A business card of Dr. Riley Ransom Sr. from about 1927 to 1930, when his hospital was at 509 Grove St., where the Bass Hall parking garage now stands.
A business card of Dr. Riley Ransom Sr. from about 1927 to 1930, when his hospital was at 509 Grove St., where the Bass Hall parking garage now stands.

In 1929-1930, the hospital transitioned from 509 Grove to 1200 E. First St. in a Black neighborhood in the northeast section of the central business district. The building was another rooming house with 20 rooms. Ransom developed it into a modern facility with the latest equipment.

Dr. Riley A. Ransom Sr. operated a hospital at 1200 E. First St. between about 1929 and 1949. This early photograph shows the building before 1937.
Dr. Riley A. Ransom Sr. operated a hospital at 1200 E. First St. between about 1929 and 1949. This early photograph shows the building before 1937.

At this time, the only other hospital facilities that would accept Black people were the City-County Hospital and St. Joseph’s. Both had “Negro wards” in the basement. Not surprisingly, many Black people preferred to have surgery or receive treatment at a hospital where they weren’t relegated to the basement, but Ransom always had to counter assumptions that white physicians were more qualified than Black physicians.

Ransom was active in the community. He served as the chairman of the social diseases committee for the Volunteer Health League of Fort Worth and Tarrant County and was a first aid instructor for the local Red Cross. He also belonged to the Tarrant County and Texas medical societies, as well as the NAACP.

Life’s challenges

Tragedy struck Ransom in December 1937, when his beloved wife Ethel died from a streptococcus infection at a time when antibiotics were not available. Shortly after Ethel Ransom’s death, her husband expanded the hospital. He added several rooms, supported by columns, on the front of the building. A new sign identified the hospital as the Ethel Ransom Memorial Hospital.

After his wife Ethel Ransom’s death in 1937, Dr. Riley Ransom Sr. renamed the hospital after her. This image shows the hospital, with a small front addition, as it looked in 1946.
After his wife Ethel Ransom’s death in 1937, Dr. Riley Ransom Sr. renamed the hospital after her. This image shows the hospital, with a small front addition, as it looked in 1946.

He also married for a third time, wedding Mattie B. Glover, another nurse who worked at the hospital. The couple adopted a baby in 1939, a process that required an opinion from the Texas Attorney General. The baby girl was bi-racial – and the law at that time prohibited Black people from adopting white infants and white people from adopting Black infants. Texas Attorney Gerald C. Mann ruled that because the baby had a Black father, it was Black – a continuation of the “one drop” theory.

By 1940 Riley A. Ransom Jr. had completed medical school and joined his father’s practice. The hospital received a high honor that year – admission to the Register of the American Medical Society. It was the first Black hospital in Fort Worth – and one of relatively few in the country – to attain this status.

Dr. Riley A. Ransom Sr. (right) and his son Dr. Riley Ransom Jr. standing in front of the Ethel Ransom Memorial Hospital building in 1946.
Dr. Riley A. Ransom Sr. (right) and his son Dr. Riley Ransom Jr. standing in front of the Ethel Ransom Memorial Hospital building in 1946.

Ransom married again, about 1943, to Devalia Lee, and she adopted the daughter from his previous marriage. (How Ransom’s marriage to Glover ended is not clear.)

Ransom’s later years were dogged by his own health conditions. He had diabetes, rheumatoid arthritis (which made it difficult, if not impossible, to perform operations), kidney disease, and high blood pressure. After a 40-year career in medicine, Ransom died in 1951, leaving an estate of $10,000, or about $116,000 in 2024 dollars. His impact on the community was much larger.

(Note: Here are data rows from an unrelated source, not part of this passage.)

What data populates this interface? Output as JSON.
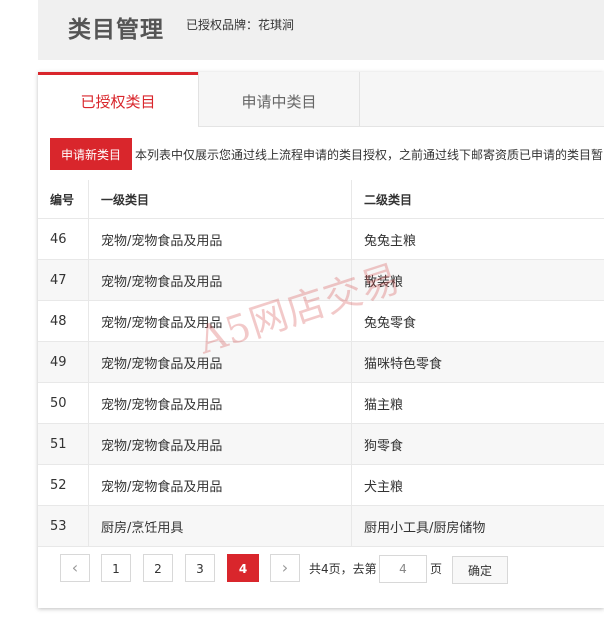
{
  "header": {
    "title": "类目管理",
    "brand_label": "已授权品牌：花琪涧"
  },
  "tabs": [
    {
      "label": "已授权类目",
      "active": true
    },
    {
      "label": "申请中类目",
      "active": false
    }
  ],
  "toolbar": {
    "apply_label": "申请新类目",
    "notice": "本列表中仅展示您通过线上流程申请的类目授权，之前通过线下邮寄资质已申请的类目暂"
  },
  "table": {
    "headers": [
      "编号",
      "一级类目",
      "二级类目"
    ],
    "rows": [
      [
        "46",
        "宠物/宠物食品及用品",
        "兔兔主粮"
      ],
      [
        "47",
        "宠物/宠物食品及用品",
        "散装粮"
      ],
      [
        "48",
        "宠物/宠物食品及用品",
        "兔兔零食"
      ],
      [
        "49",
        "宠物/宠物食品及用品",
        "猫咪特色零食"
      ],
      [
        "50",
        "宠物/宠物食品及用品",
        "猫主粮"
      ],
      [
        "51",
        "宠物/宠物食品及用品",
        "狗零食"
      ],
      [
        "52",
        "宠物/宠物食品及用品",
        "犬主粮"
      ],
      [
        "53",
        "厨房/烹饪用具",
        "厨用小工具/厨房储物"
      ]
    ]
  },
  "pager": {
    "prev": "‹",
    "pages": [
      "1",
      "2",
      "3",
      "4"
    ],
    "current": "4",
    "next": "›",
    "total_label": "共4页，去第",
    "goto_value": "4",
    "page_unit": "页",
    "confirm_label": "确定"
  },
  "watermark": "A5网店交易",
  "colors": {
    "accent": "#d9262c"
  }
}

Ransom has received many honors for his long service. His grave has a Texas Historical Marker, and in 2010 he was one of nine Black physicians honored with a Heritage Plaque from the Tarrant County Medical Society.

Carol Roark is an archivist, historian, and author with a special interest in architectural and photographic history who has written several books on Fort Worth history.